Tras el más reciente fallo del Comité Judicial de la Cámara de Representantes de Estados Unidos, dominada por los republicanos, en el que se aprobó un cuarto cargo contra el presidente William Clinton, existe una fuerte posibilidad de que la Cámara baja del país vecino apruebe esta semana el procedimiento de juicio de destitución (impeachment) contra el mandatario. Con ello, la decisión final recaería en el Senado, en donde se requeriría del voto de las tres cuartas partes de sus integrantes para sacar a Clinton de la Casa Blanca. De esta manera, los operadores estadunidenses de la hipocresía puritana han conseguido crear una crisis política de grande proporciones, a partir de un episodio de las vidas privadas del presidente y de una subordinada suya.
La historia de los encuentros eróticos entre Clinton y Monica Lewinsky nunca debió ir más allá de la intimidad de ambos. La exhibición de los dos en los medios masivos, así como el afán persecutorio del fiscal Kenneth Starr, secundado y magnificado por los legisladores republicanos, se ha traducido en una degradación general que afecta a los involucrados, a los fisgones profesionales con cargo oficial, a la vida institucional del país vecino, al conjunto de su opinión pública y a la esencia de la política. Esta pesquisa, frívola y moralina al mismo tiempo, ha llevado las cosas a tal punto que en algunos sectores demócratas se habla ya del proceso de destitución como de un golpe de Estado legislativo.
Ciertamente, las perspectivas de una aprobación del impeachment por 75 por ciento de los senadores son débiles y remotas.
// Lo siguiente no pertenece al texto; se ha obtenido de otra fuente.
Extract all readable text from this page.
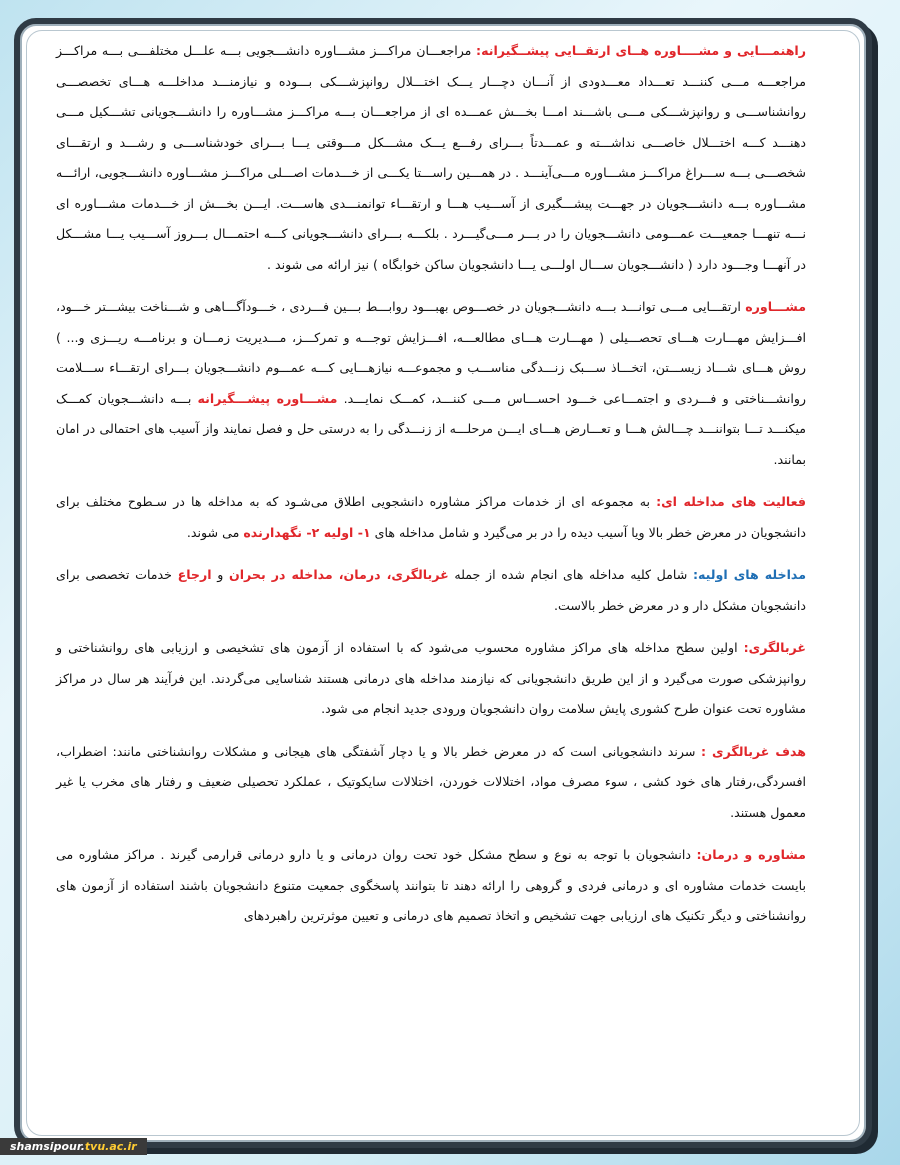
راهنمـــایی و مشــــاوره هــای ارتقــایی پیشــگیرانه: مراجعـــان مراکـــز مشـــاوره دانشـــجویی بـــه علـــل مختلفـــی بـــه مراکـــز مراجعـــه مـــی کننـــد تعـــداد معـــدودی از آنـــان دچـــار یـــک اختـــلال روانپزشـــکی بـــوده و نیازمنـــد مداخلـــه هـــای تخصصـــی روانشناســـی و روانپزشـــکی مـــی باشـــند امـــا بخـــش عمـــده ای از مراجعـــان بـــه مراکـــز مشـــاوره را دانشـــجویانی تشـــکیل مـــی دهنـــد کـــه اختـــلال خاصـــی نداشـــته و عمـــدتاً بـــرای رفـــع یـــک مشـــکل مـــوقتی یـــا بـــرای خودشناســـی و رشـــد و ارتقـــای شخصـــی بـــه ســـراغ مراکـــز مشـــاوره مـــی‌آینـــد . در همـــین راســـتا یکـــی از خـــدمات اصـــلی مراکـــز مشـــاوره دانشـــجویی، ارائـــه مشـــاوره بـــه دانشـــجویان در جهـــت پیشـــگیری از آســـیب هـــا و ارتقـــاء توانمنـــدی هاســـت. ایـــن بخـــش از خـــدمات مشـــاوره ای نـــه تنهـــا جمعیـــت عمـــومی دانشـــجویان را در بـــر مـــی‌گیـــرد . بلکـــه بـــرای دانشـــجویانی کـــه احتمـــال بـــروز آســـیب یـــا مشـــکل در آنهـــا وجـــود دارد ( دانشـــجویان ســـال اولـــی یـــا دانشجویان ساکن خوابگاه ) نیز ارائه می شوند .

مشـــاوره ارتقـــایی مـــی توانـــد بـــه دانشـــجویان در خصـــوص بهبـــود روابـــط بـــین فـــردی ، خـــودآگـــاهی و شـــناخت بیشـــتر خـــود، افـــزایش مهـــارت هـــای تحصـــیلی ( مهـــارت هـــای مطالعـــه، افـــزایش توجـــه و تمرکـــز، مـــدیریت زمـــان و برنامـــه ریـــزی و... ) روش هـــای شـــاد زیســـتن، اتخـــاذ ســـبک زنـــدگی مناســـب و مجموعـــه نیازهـــایی کـــه عمـــوم دانشـــجویان بـــرای ارتقـــاء ســـلامت روانشـــناختی و فـــردی و اجتمـــاعی خـــود احســـاس مـــی کننـــد، کمـــک نمایـــد. مشـــاوره پیشـــگیرانه بـــه دانشـــجویان کمـــک میکنـــد تـــا بتواننـــد چـــالش هـــا و تعـــارض هـــای ایـــن مرحلـــه از زنـــدگی را به درستی حل و فصل نمایند واز آسیب های احتمالی در امان بمانند.

فعالیت های مداخله ای: به مجموعه ای از خدمات مراکز مشاوره دانشجویی اطلاق می‌شـود که به مداخله ها در سـطوح مختلف برای دانشجویان در معرض خطر بالا ویا آسیب دیده را در بر می‌گیرد و شامل مداخله های ۱- اولیه ۲- نگهدارنده می شوند.

مداخله های اولیه: شامل کلیه مداخله های انجام شده از جمله غربالگری، درمان، مداخله در بحران و ارجاع خدمات تخصصی برای دانشجویان مشکل دار و در معرض خطر بالاست.

غربالگری: اولین سطح مداخله های مراکز مشاوره محسوب می‌شود که با استفاده از آزمون های تشخیصی و ارزیابی های روانشناختی و روانپزشکی صورت می‌گیرد و از این طریق دانشجویانی که نیازمند مداخله های درمانی هستند شناسایی می‌گردند. این فرآیند هر سال در مراکز مشاوره تحت عنوان طرح کشوری پایش سلامت روان دانشجویان ورودی جدید انجام می شود.

هدف غربالگری : سرند دانشجویانی است که در معرض خطر بالا و یا دچار آشفتگی های هیجانی و مشکلات روانشناختی مانند: اضطراب، افسردگی،رفتار های خود کشی ، سوء مصرف مواد، اختلالات خوردن، اختلالات سایکوتیک ، عملکرد تحصیلی ضعیف و رفتار های مخرب یا غیر معمول هستند.

مشاوره و درمان: دانشجویان با توجه به نوع و سطح مشکل خود تحت روان درمانی و یا دارو درمانی قرارمی گیرند . مراکز مشاوره می بایست خدمات مشاوره ای و درمانی فردی و گروهی را ارائه دهند تا بتوانند پاسخگوی جمعیت متنوع دانشجویان باشند استفاده از آزمون های روانشناختی و دیگر تکنیک های ارزیابی جهت تشخیص و اتخاذ تصمیم های درمانی و تعیین موثرترین راهبردهای

shamsipour.tvu.ac.ir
Pero la atmósfera de linchamiento político generada en Washington da pie a declaraciones que hasta hace poco eran impensables, como la exigencia del presidente del Comité Judicial de la Cámara baja, Henry Hyde, formulada ayer, en el sentido de que Clinton dimita para ahorrarle al país lo que falta del escándalo, de la confrontación y de la polarización.
Es tal la desproporción de las acusaciones contra el presidente, y tan desmesurada la gestión para destituirlo con base en un episodio menor de índole privada, que resulta inevitable sospechar de la existencia de intereses ocultos -políticos y económicos- tras un prurito legalista llevado hasta el exceso, que ha causado ya un grave daño a la Presidencia, a la convivencia parlamentaria y a la estabilidad política de Estados Unidos.